SAM TAYLOR reviews Steven Spielberg’s Bridge of Spies, nominated for Best Picture at the Academy Awards.
It is 1957, the height of Cold War tensions. In America primary school children pledge allegiance to the star-spangled banner and watch nuclear attack survival videos. In Germany, the Berlin Wall is erected and snow falls hard on the desolated Eastern half of the city.
In this atmosphere of distrust the two opposing nations send spies to uncover their enemy’s secrets. Rudolf Abel, played by Shakespeare sweetheart Mark Rylance, is captured first. The authorities want a show trial, but in steps Tom Hanks, perpetual good guy, here disguised as Irish-American insurance lawyer James B. Donovan. Donovan is determined to give Abel a fair hearing, recognising that the time will come when America will need a bargaining tool with the USSR. The time comes later, and Donovan flies to Berlin to arrange a swap for captives Francis Garry Powers and student Frederic Pryor, captured on the day the wall was put up.
As a thriller essentially focused around diplomacy and politics, the film demands a long attention span at two and a half hours. The film exudes mystery from its speech-free opening scene, starting with a microscopic close up of Rylance, every muscle and sinew straining. Bridge of Spies rarely dwells on action-heavy sequences, relying instead on the tension created by the strength of its dialogue and narrative – something that is very difficult for a blockbuster to pull off. Though the film, perhaps, does go on too long, intrigue is generally maintained.
The film captures the Cold War mood very well. Director Spielberg should take a lot of credit for the strength of the setting, as it is conjured by confident and expansive shots of enormous, highly detailed sets – that of East Berlin is particularly evocative. Though short in relation to the rest of the film, the scene where couples attempt to climb over the wall only to be gunned down is the film’s most powerful. Like Rylance’s acting, the moment is underplayed, momentarily interrupting the comparatively cosy and somewhat futile world of espionage in order to expose the cruel effect Cold War politics had on ordinary citizens.
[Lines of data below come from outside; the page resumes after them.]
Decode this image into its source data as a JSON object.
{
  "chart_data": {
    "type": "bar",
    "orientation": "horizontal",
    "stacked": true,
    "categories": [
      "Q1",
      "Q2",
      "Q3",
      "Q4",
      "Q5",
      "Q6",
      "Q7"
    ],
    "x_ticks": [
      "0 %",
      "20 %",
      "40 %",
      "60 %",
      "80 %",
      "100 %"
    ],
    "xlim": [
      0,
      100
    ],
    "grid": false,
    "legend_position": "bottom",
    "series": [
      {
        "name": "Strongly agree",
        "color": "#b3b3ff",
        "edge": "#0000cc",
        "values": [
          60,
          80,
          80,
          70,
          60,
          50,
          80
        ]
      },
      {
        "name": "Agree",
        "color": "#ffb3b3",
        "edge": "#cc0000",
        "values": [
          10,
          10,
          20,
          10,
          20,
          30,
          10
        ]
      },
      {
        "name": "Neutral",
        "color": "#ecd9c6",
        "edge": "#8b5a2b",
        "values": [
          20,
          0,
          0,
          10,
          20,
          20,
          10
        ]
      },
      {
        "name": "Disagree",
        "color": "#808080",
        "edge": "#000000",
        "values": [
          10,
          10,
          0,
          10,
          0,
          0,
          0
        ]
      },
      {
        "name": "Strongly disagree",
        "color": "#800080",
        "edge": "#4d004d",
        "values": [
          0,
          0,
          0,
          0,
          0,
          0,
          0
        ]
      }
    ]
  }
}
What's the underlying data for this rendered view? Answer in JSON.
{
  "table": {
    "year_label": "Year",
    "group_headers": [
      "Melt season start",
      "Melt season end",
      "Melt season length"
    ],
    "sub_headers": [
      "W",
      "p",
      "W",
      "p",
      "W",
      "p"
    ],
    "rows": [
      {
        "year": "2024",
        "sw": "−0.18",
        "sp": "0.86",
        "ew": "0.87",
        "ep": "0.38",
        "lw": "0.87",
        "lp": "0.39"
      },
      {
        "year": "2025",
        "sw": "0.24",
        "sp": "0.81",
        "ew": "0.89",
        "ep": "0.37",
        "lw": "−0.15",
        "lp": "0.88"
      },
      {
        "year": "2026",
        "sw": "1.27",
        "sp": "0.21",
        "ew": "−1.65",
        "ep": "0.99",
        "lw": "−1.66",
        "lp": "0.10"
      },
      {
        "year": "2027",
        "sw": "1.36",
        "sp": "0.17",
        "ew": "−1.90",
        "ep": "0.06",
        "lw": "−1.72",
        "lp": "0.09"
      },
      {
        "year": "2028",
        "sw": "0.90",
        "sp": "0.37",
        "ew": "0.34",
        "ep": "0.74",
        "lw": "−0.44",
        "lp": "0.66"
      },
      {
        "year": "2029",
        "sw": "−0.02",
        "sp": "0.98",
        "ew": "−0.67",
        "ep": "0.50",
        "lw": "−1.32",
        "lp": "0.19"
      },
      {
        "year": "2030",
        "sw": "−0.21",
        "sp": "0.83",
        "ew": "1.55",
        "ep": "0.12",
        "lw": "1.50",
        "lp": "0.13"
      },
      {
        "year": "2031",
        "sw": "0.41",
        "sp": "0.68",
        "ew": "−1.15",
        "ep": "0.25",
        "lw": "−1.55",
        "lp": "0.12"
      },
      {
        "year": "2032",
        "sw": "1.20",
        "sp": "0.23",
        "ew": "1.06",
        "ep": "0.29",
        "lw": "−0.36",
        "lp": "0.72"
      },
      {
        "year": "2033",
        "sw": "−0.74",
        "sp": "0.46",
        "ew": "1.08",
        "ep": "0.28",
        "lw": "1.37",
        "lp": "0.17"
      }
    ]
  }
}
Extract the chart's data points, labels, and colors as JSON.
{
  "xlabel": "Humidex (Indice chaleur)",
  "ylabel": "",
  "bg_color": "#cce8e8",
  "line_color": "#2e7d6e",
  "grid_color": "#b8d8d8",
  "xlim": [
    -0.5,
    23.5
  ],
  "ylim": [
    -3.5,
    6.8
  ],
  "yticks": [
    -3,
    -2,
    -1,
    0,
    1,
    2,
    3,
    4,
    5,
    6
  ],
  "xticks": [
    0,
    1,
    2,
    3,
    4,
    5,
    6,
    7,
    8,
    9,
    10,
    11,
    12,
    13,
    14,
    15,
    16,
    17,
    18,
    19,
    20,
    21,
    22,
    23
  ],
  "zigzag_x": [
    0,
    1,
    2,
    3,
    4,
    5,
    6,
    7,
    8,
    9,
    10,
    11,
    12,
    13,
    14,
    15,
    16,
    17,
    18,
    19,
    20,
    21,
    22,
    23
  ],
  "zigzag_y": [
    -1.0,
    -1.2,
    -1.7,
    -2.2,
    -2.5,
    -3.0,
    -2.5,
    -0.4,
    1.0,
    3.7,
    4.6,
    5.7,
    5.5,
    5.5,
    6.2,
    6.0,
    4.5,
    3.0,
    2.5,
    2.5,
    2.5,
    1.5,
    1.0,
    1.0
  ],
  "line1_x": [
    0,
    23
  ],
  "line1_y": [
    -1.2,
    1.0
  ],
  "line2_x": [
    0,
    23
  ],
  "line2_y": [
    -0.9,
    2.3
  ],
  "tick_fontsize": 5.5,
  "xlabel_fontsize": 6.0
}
Tom Hanks’ characterisation of Donovan is accomplished but in a very similar mould to his portrayal of Captain Phillips in the 2013 film of the same name. Meanwhile, Rylance’s performance is fine, but he is not given too much to work with. His defining moment seems to be his wry repetition of the phrase ‘would it help?’ which eventually becomes blunted when everything Abel says is supposed to be droll and poignant. The rest of the casting does little to help the diversity debate that has been so glaringly highlighted by the recent Oscar nominations, with most of the cast being almost exclusively white and male.
The main problem with Bridge of Spies is its simplistic and divisive characterisation of the Americans and the Russians. Just as Hanks is similar to Captain Phillips, so is the film in its ‘land-of-the-free’, pro-America bias. At first Bridge of Spies appears highly critical of reactionary, bloodthirsty American public opinion against Donovan who becomes “the most hated man in America”. But this self-criticism is not sustained.
The Americans aren’t shown to torture or even interrogate Abel at all – something that is hard to believe given their track record. They even provide Abel with a set of paints and paper (how thoughtful!), while the Russians aggressively and frequently interrogate Powers, waking him up in the middle of the night, waterboarding him and using violence. Nearly all the Russian characters apart from Abel are hinted at being underhand and mischievous in some way. The film gestures as if it will challenge American public consciousness, but still ultimately feels like a film with a Hollywood imprint.
Bridge of Spies is halfway towards being a considered, well-written thriller, but is blemished by a stereotypical, one-eyed patriotism that undermines the complexity of its themes and plot.